A leading security camera-maker has sent footage from inside a family’s home to the wrong person’s app. Swann Security has blamed a factory error for the data breach which was brought to its attention by the BBC and said it was a “one-off” incident. However, last month another customer reported a similar problem saying his version of the same app had received footage from a pub’s CCTV system. Swann said it was attempting to recover the kit involved in this second case. In the meantime, it said it had notified the UK’s data privacy watchdog of both cases. “Swann Communications (Europe) have made us aware of this incident and we will be making inquiries,” the Information Commissioner’s Office said in a statement of its own.
“If anyone has concerns about how their data has been handled, they can report these concerns to us.” Swann is owned by the Infinova Group, a US-based security camera specialist with offices across the globe. The BBC first learned of the problem on Saturday, when a member of its staff began receiving motion-triggered video clips from an unknown family’s kitchen. Until that point, Louisa Lewis had only received footage from her own Swann security camera, which she had been using since December.The development coincided with Ms Lewis’s camera running out of battery power and requiring a recharge. “I was out and I had a couple of alerts,” she recalled.

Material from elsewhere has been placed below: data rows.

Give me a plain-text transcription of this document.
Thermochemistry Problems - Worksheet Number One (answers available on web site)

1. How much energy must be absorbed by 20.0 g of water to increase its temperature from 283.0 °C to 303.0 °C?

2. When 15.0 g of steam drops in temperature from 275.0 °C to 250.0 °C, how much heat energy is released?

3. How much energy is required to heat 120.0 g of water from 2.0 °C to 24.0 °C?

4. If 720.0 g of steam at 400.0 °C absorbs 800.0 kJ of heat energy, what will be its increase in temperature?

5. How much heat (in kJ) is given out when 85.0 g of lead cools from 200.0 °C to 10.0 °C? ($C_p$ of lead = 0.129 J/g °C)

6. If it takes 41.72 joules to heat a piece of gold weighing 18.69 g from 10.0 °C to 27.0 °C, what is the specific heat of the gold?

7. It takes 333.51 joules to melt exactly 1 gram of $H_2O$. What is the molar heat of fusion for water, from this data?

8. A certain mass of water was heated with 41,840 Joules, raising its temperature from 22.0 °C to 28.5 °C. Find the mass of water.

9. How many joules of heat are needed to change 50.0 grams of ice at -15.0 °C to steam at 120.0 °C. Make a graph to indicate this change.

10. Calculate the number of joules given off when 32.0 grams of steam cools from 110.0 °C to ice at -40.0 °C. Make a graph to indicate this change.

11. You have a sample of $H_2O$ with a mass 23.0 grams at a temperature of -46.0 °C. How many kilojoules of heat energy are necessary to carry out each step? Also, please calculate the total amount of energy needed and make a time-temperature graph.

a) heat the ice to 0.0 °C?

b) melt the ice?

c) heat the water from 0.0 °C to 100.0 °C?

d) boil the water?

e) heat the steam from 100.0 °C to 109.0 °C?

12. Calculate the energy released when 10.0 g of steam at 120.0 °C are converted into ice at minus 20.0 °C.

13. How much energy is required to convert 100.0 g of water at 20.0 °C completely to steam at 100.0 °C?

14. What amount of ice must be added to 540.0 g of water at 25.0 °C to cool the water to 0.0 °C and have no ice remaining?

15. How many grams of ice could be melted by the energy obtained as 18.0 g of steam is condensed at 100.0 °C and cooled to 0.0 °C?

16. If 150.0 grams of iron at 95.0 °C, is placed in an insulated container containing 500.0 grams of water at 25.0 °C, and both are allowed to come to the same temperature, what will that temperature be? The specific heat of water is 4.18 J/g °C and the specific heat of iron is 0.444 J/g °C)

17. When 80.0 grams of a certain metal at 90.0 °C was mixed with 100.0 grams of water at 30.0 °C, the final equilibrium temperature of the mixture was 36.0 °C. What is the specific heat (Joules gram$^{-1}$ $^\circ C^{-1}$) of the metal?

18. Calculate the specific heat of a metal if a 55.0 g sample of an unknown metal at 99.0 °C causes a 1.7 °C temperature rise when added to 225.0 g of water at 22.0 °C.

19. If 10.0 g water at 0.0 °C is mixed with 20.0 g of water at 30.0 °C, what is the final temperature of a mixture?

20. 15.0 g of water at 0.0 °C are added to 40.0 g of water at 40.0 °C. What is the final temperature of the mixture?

“Naturally, I looked at my phone only to see the video was not of my home. “At first I ignored it I thought it must be an error then I had several other alerts, at which point I thought I had better get in touch with Swann.” The clips, which had automatically downloaded to her handset, featured a man and woman passing close to the camera. A child’s voice could also be heard in the background. A Swann customer representative told Ms Lewis that nothing could be done until after the weekend. And it was only after the matter was flagged to the firm’s PR agency on Monday that she stopped receiving video clips. Following an internal investigation, a Swann spokeswoman later provided an explanation.
She said that “human error” had caused two cameras to be manufactured that shared the same “bank-grade security key – which secures all communications with its owner”. “This occurred after the [family] connected the duplicate camera to their network and ignored the warning prompt that notified: ‘Camera is already paired to an account’ and left the camera running,” she added. “We are regretful that this was not addressed immediately and adequately by our support team, when discovered. We have addressed this and made some internal changes.” The spokeswoman said that Swann had been unable to identify or contact the family involved. “We can confirm that no further data was breached or accessed by additional third parties,” she added.